Pregnant and Nursing Women
Both ointments are Category C in pregnancy, meaning animal studies have shown some risk but there are no adequate human studies. Topical application on small wounds absorbs minimally into the bloodstream, so both are generally considered safe for occasional use during pregnancy and breastfeeding. Avoid applying near the breast area while nursing.

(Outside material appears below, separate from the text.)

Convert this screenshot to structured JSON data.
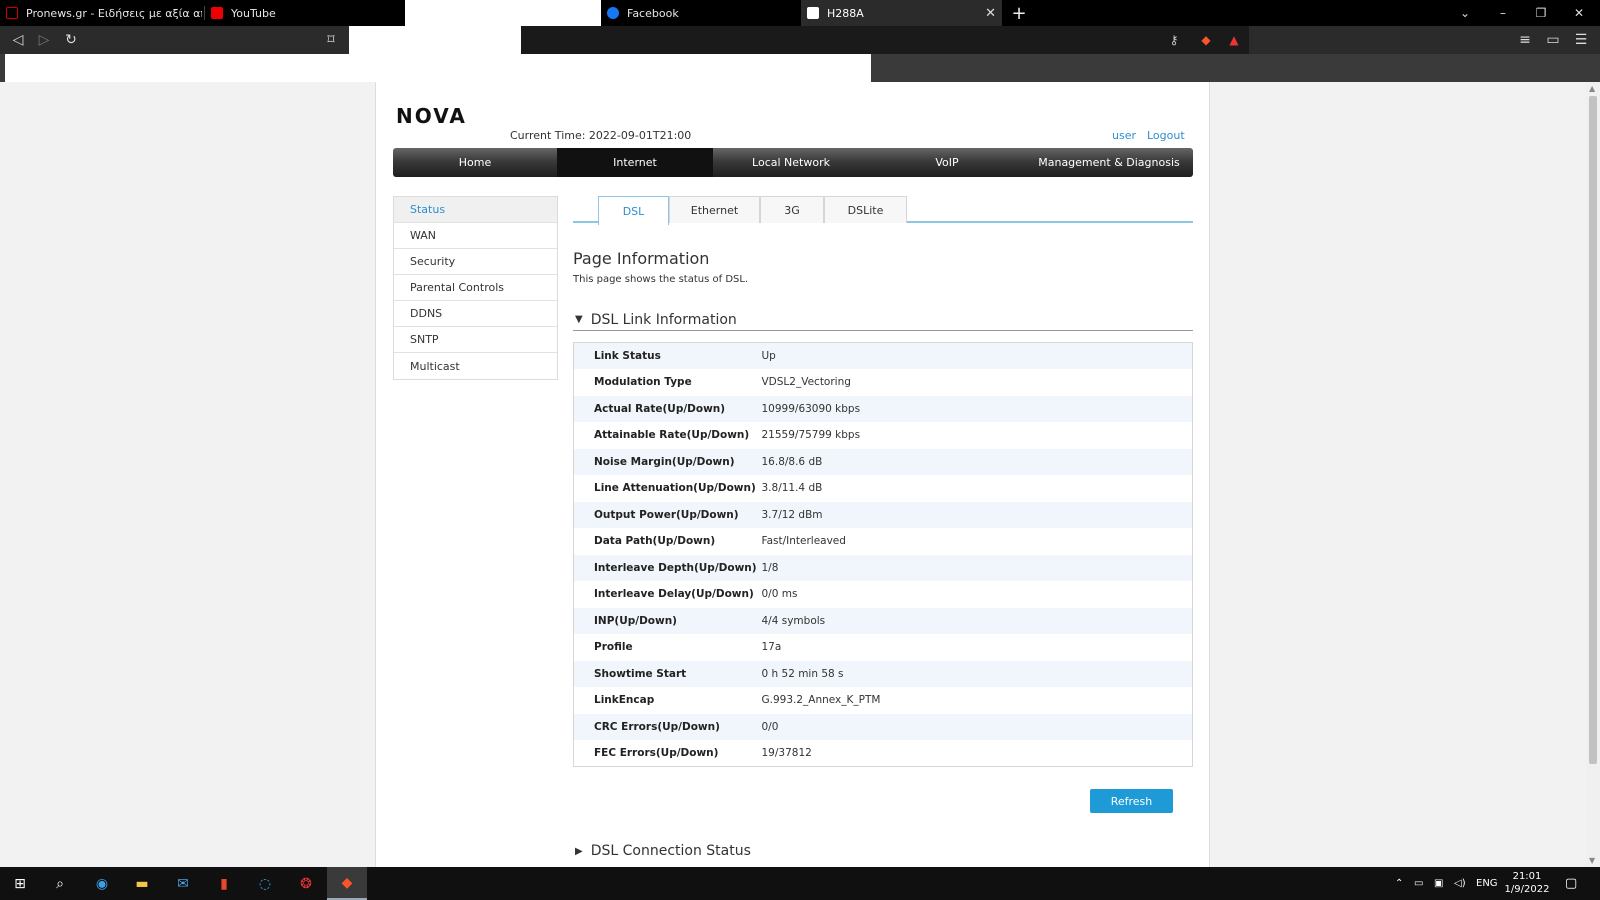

People with Known Allergies
If you have a known allergy to neomycin or other aminoglycoside antibiotics, avoid Neosporin entirely. Use Bacitracin or plain petroleum jelly instead. If you have a known allergy to bacitracin, use plain petroleum jelly and discuss alternatives with your doctor.
The Bottom Line
- Bacitracin is preferred for most minor cuts, scrapes, and burns due to its lower allergy risk and adequate bacterial coverage
- Neosporin offers broader coverage with three antibiotics, but the added neomycin causes contact dermatitis in 6–8% of people
- Effectiveness is similar for typical household wounds—studies show no significant difference in infection rates
- Proper wound cleaning (soap and water) matters more than which ointment you use
- Petroleum jelly alone is a valid alternative for clean wounds, keeping them moist for faster healing
- See a doctor for deep wounds, animal bites, puncture wounds, or any wound showing signs of infection
For your home first-aid kit, a tube of Bacitracin covers the vast majority of everyday wound care needs. It's what most dermatologists keep in their own medicine cabinets—and there's a reason for that. Save the triple-antibiotic ointment for situations where broader coverage is genuinely warranted, or skip it altogether if you've ever had a skin reaction to Neosporin.
Disclaimer: This article is for informational purposes only and does not constitute medical advice. Always consult a healthcare provider for wounds that are deep, heavily contaminated, caused by animal bites, or showing signs of infection. Do not use this guide as a substitute for professional medical evaluation.